Friday, June 02, 2023

Thorium-229: A new approach to investigation opens up a wide range of possibilities

International research team reveals in Physical Review Research how the first nuclear transition can be excited with lasers in the visible wavelength range

Peer-Reviewed Publication

JOHANNES GUTENBERG UNIVERSITAET MAINZ

The thorium isotope with the mass number 229 (229Th) is highly exciting in many respects – for fundamental physics as well as for future applications, for example in the sense of a nuclear clock. An international German-Chinese-American research team with the participation of Prof. Dr. Dmitry Budker's group at Johannes Gutenberg University Mainz has now proposed a completely new approach to study 229Th in detail. The researchers want to use thorium ions that have only three electrons left in their shell out of 90 present in a neutral atom. Such a system offers many advantages, the researchers report in the current issue of the journal Physical Review Research, most notably that the first nuclear transition can be excited with conventional lasers in the visible wavelength range. This, however, requires the ions to be circulating in a relativistic storage ring.

A test laboratory for new physics

What is special about thorium-229 is that its atomic nucleus, with the metastable isomeric state thorium-229m has by far the lowest excited energy level of all the approximately 3,800 atomic nuclei currently known. It is therefore the only nuclear transition that can potentially be interrogated with lasers – even without using storage rings. The extremely precise measurement of this transition and the two nuclear states opens up promising and diverse perspectives.

To this end, the researchers led by Dmitry Budker are now proposing a new approach – both in terms of the "object of study" and the experimental setting: they are using highly charged ions, or HCIs for short, specifically those in which there are only three electrons left in the electron shell. In such highly charged thorium ions, the interplay between the electron and the nucleus opens some new transitions that can be used to “populate” the nuclear isomeric state efficiently.  The idea is to accelerate these thorium ions to almost the speed of light in a particle accelerator. In this way, they develop a leverage effect, so to speak, in order to excite them as effectively as possible with a conventional laser and thus be able to study them very precisely. Most importantly, multiple excited states can be addressed and used to "populate" the isomeric state that is actually of interest.

Most previous studies of thorium-229m have dealt with non-relativistic atoms or ions in low charge states, which places high demands on the light source required for excitation – because an extremely short-wavelength laser in the deep ultraviolet range is needed. "The fact that we can use a laser in the visible – conventional – wavelength range instead makes spectroscopic studies easier," explains Dmitry Budker. "That this is possible at all is related to the fact that the thorium ions are accelerated to almost the speed of light. Due to relativistic effects, they perceive a laser beam directed at them from the front as a beam with a much shorter wavelength: for them, conventional laser light appears like a UV laser," adds first author Junlan Jin, currently a PhD student at Princeton University, who previously worked very closely and successfully with Dmitry Budker's group as part of a remote internship.

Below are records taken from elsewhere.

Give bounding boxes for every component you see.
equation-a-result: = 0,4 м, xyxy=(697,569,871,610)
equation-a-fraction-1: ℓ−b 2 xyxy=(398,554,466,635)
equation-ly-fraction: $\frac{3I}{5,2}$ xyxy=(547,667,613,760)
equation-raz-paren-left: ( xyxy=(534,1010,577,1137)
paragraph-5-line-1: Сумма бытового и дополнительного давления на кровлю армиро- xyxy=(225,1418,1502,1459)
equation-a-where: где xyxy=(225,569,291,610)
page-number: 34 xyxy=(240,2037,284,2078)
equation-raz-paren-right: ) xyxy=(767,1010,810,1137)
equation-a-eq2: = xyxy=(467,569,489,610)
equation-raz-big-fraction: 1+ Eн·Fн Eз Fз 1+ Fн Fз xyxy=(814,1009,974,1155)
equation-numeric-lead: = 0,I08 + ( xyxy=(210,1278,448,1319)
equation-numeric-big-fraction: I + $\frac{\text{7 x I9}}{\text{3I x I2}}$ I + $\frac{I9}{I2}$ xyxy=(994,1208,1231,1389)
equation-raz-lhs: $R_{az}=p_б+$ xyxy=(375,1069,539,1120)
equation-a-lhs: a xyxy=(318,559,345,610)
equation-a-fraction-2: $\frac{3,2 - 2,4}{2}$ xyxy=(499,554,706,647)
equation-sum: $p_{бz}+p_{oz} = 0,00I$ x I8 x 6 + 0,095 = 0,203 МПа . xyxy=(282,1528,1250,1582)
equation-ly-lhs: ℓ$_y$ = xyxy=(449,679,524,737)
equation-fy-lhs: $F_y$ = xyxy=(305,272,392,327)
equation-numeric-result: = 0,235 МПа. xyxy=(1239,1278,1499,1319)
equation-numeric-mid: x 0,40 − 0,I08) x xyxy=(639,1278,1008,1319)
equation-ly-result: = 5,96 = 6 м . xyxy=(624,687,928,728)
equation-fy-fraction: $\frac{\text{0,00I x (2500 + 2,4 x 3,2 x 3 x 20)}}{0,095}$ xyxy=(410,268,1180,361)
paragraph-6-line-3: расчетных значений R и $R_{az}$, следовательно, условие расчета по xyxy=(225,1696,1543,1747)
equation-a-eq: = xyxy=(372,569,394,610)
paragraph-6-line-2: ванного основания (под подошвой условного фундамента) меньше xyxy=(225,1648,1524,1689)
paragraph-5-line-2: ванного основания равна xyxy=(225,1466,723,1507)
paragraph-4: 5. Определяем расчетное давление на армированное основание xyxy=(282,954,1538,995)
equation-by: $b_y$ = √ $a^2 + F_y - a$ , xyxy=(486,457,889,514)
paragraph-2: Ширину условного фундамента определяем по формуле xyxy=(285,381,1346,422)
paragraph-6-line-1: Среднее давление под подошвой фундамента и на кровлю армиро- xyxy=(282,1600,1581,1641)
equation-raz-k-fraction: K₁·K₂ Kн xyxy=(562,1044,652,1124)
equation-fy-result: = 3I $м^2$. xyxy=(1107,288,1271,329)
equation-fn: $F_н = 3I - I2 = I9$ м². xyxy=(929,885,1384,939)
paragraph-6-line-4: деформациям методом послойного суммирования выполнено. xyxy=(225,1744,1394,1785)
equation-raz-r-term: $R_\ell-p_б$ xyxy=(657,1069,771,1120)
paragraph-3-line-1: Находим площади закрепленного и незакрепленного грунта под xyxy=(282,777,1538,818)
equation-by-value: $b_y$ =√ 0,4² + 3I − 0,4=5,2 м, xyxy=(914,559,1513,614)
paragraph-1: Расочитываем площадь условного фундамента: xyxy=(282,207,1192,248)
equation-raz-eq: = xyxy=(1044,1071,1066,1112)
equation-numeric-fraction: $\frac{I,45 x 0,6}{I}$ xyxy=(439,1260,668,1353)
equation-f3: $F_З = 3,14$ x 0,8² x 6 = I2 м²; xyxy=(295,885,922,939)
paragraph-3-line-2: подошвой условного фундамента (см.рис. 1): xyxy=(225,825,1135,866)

In the current publication, the authors describe the various steps required to realize their method: They start with the generation of an accelerated beam of highly charged thorium ions, with possible accelerator rings being at the FAIR facility under construction at GSI in Darmstadt, Germany, or the planned Gamma Factory at CERN – the authors of the current thorium publication are also involved in the conceptual proposals for the realization of such a "super light source". They then discuss in detail various scenarios for obtaining the most complete possible excitation of thorium nuclei, before focusing on the detection of the excited states produced and the transferability to similar systems.

The research team's conclusion: According to their estimate, the energy of the isomeric state can be measured with a precision better than 10-4 or even down to below 10-6, which is orders of magnitude improvement of the present value. This would pave the way for further improvements in determining the energy of the isomeric state and help answer fundamental physics questions using the thorium system. "The development of a nuclear clock is not so much the focus of our proposal, because for its realization our new method brings various technological challenges," adds Dmitry Budker. "For us, however, thorium is a very large "playground" for addressing fundamental physics questions, a test lab for new physics, so to speak. For example, we want to answer the question of whether certain fundamental constants of nature are perhaps not so constant, but drift or oscillate with time or with location. In addition, one can imagine tests of fundamental symmetries and searches for particles or fields that go beyond the Standard Model.”